Friday, April 10, Day 67 - Durban Zulu Battlefields Tour
Today is pay back time for all the barefoot temple walking Dick did in Burma! Carolyn has arranged a guided trip to the sites of the two most famous engagements of the 1879 Anglo-Zulu War. Dick has been interested in these two battles, Isandlwana and Rorck’s Drift since he first saw the movie "Zulu" in the early 1960s. Our guide is Shelldon Wells, a man in his mid to late 30s, of Country and Coastal Touring.
Shelldon is waiting for us in the hotel lobby at 6AM and by that time we have enjoyed an early, but very nice, room service breakfast. This getting up at 5AM has got to stop and, maybe, this is the last one of these mornings; let’s hope. Shelldon escorts us to his eight passenger van and we are off.

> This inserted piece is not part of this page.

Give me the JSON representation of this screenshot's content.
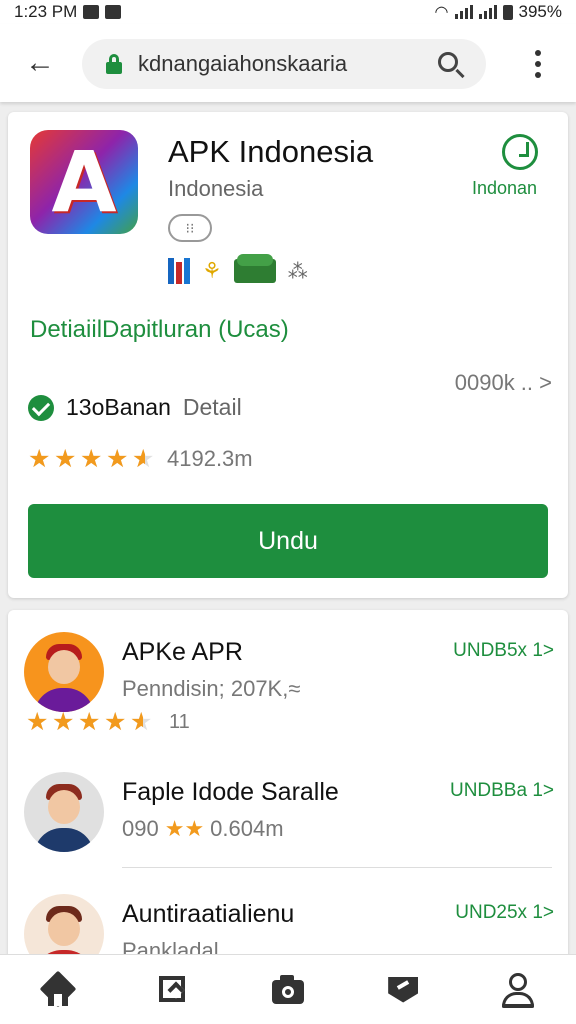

This is a regular tour for our guide and it will take 12 to 13 hours and we will ultimately drive 690km or just over 400 miles! Anyway, with our permission, Shelldon leads off the day with a verbal history of the Zulu tribe and its famous leader Shaka who was at the peak of his power from 1822-1827. We learn of his lineage and how the whole conflict between the Zulus, the British and the Boers developed over many years. Our guide’s knowledge is almost encyclopedic on the subject and we listen to his narrative for most of the four hours it takes to get to Isandlwana. Shelldon is a good story teller and it is an interesting tale so the time passes quickly.

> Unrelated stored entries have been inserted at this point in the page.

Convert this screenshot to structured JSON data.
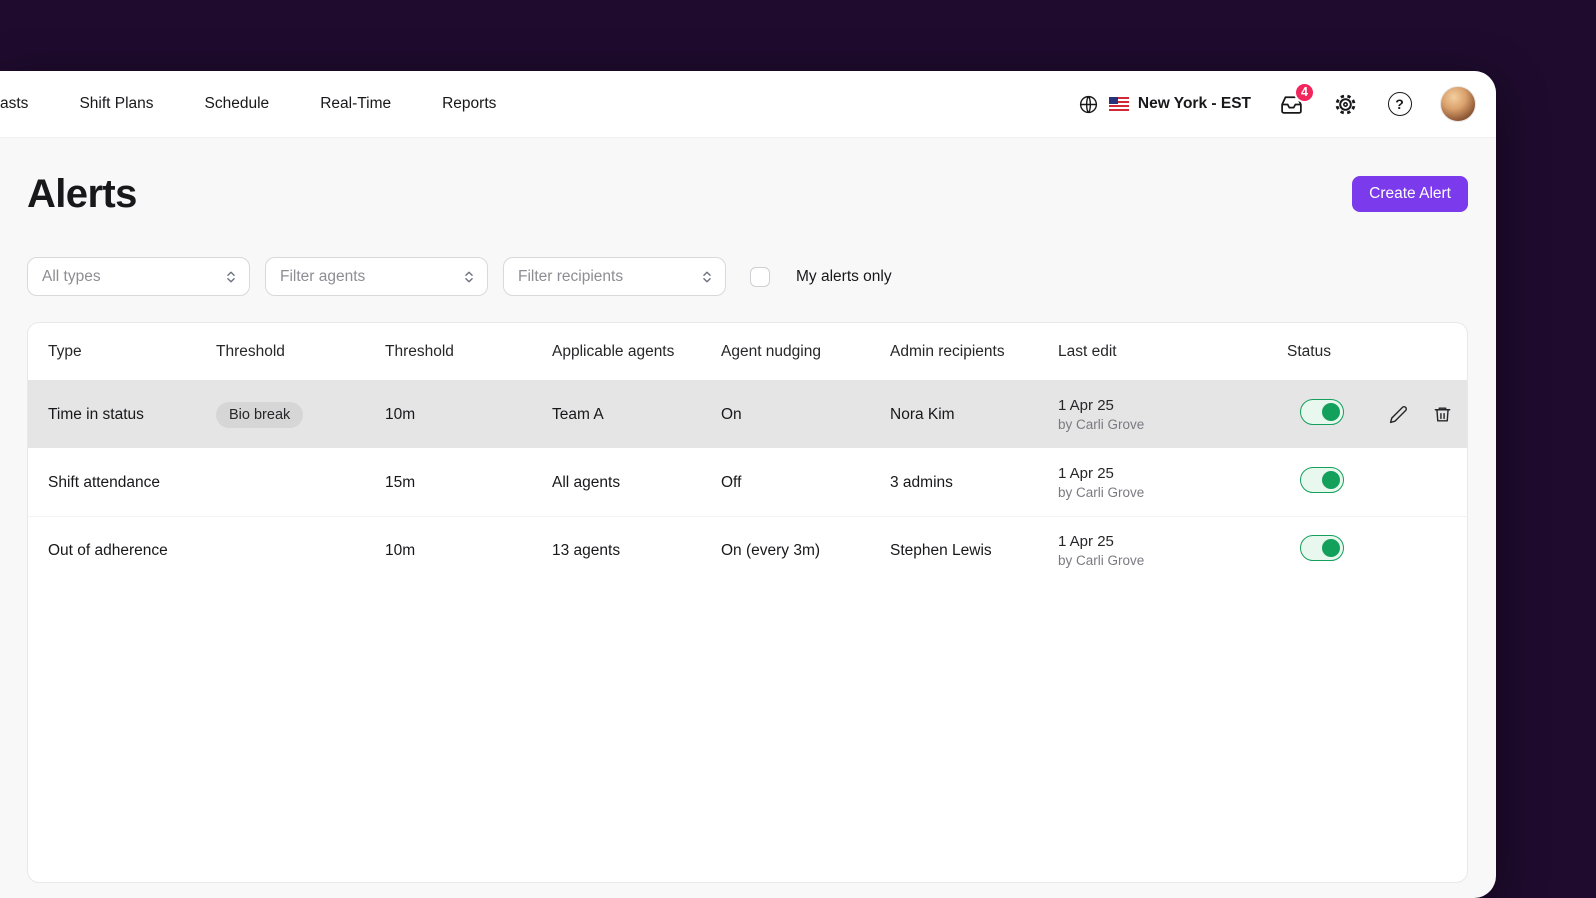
{
  "nav": {
    "items": [
      "asts",
      "Shift Plans",
      "Schedule",
      "Real-Time",
      "Reports"
    ],
    "timezone": "New York - EST",
    "notification_count": "4"
  },
  "page": {
    "title": "Alerts",
    "create_button": "Create Alert"
  },
  "filters": {
    "type_placeholder": "All types",
    "agents_placeholder": "Filter agents",
    "recipients_placeholder": "Filter recipients",
    "my_alerts_label": "My alerts only",
    "my_alerts_checked": false
  },
  "table": {
    "columns": [
      "Type",
      "Threshold",
      "Threshold",
      "Applicable agents",
      "Agent nudging",
      "Admin recipients",
      "Last edit",
      "Status"
    ],
    "rows": [
      {
        "type": "Time in status",
        "badge": "Bio break",
        "threshold": "10m",
        "agents": "Team A",
        "nudging": "On",
        "recipients": "Nora Kim",
        "last_edit_date": "1 Apr 25",
        "last_edit_by": "by Carli Grove",
        "status_on": true,
        "highlighted": true
      },
      {
        "type": "Shift attendance",
        "badge": "",
        "threshold": "15m",
        "agents": "All agents",
        "nudging": "Off",
        "recipients": "3 admins",
        "last_edit_date": "1 Apr 25",
        "last_edit_by": "by Carli Grove",
        "status_on": true,
        "highlighted": false
      },
      {
        "type": "Out of adherence",
        "badge": "",
        "threshold": "10m",
        "agents": "13 agents",
        "nudging": "On (every 3m)",
        "recipients": "Stephen Lewis",
        "last_edit_date": "1 Apr 25",
        "last_edit_by": "by Carli Grove",
        "status_on": true,
        "highlighted": false
      }
    ]
  },
  "colors": {
    "accent": "#7c3aed",
    "toggle_green": "#13a05b",
    "notification_badge": "#f2265c",
    "row_highlight": "#e5e5e5",
    "desktop_background": "#1f0b2e"
  },
  "icons": {
    "globe": "globe-icon",
    "us_flag": "us-flag-icon",
    "inbox": "inbox-icon",
    "settings": "gear-icon",
    "help": "help-icon",
    "edit": "pencil-icon",
    "delete": "trash-icon",
    "select_chevrons": "chevron-updown-icon"
  }
}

The land we traverse is very pretty and is dotted with small settlements and towns of mostly black Africans, the present day Zulu. Shelldon must speak Zulu to some extent because he regularly converses in short phrases with toll both and gas station attendants. He is a native of the area and has been doing this type of work for some 11 years. In a previous life he was a ranger in Kruger National Park. He includes information on the Zulu lifestyle and comments that it hasn’t changed much in the last 100 years. They are still a tribal people, with chiefs in charge of the small communities. The land is held by the state and divided to the chiefs as needed. The individuals do not own their land, but can live on a track allotted to them for their life time and that of their descendants, but they can't sell it There is a community water well and mostly modern "out houses" near each family unit. The men are herders and the women take carry of the family. There are numerous primary schools that are well attended as the people see the value of education and make sure the kids not only do their traditional chores, but that they also attend school. A man's wealth is determined by the number of cattle he owns and even today it is their currency. Everywhere we see women and girls doing the wash in the streams or working on part of a meal over an outdoor fire and the men and boys herding the cattle and other livestock.
At Isandlwana we visit the small museum and pay our admission fee to the battlefield site. Once at the site of the battle, on the East slope of the Sphinx-like, rocky hill now known as Isandlwana, Carolyn sits in the van (it is pleasantly cool and she ultimately falls asleep) while Dick and Shelldon walk the ground and Shelldon explains the sequence of events that occurred on January 22, 1879. It is easy to follow the flow of the battle by looking at the white stone cairns, placed some two months after the battle, that mark the graves of the soldiers.
We are both very tired but also hungry so we order a room service dinner of grilled king prawns (no shell tonight) and eat out on the terrace of our room by candlelight while listening to the sound of the heavy, Indian Ocean surf below our room.
Tomorrow will be another long day but we do not have to get up too early. We are in bed and out for the count by 9:30PM.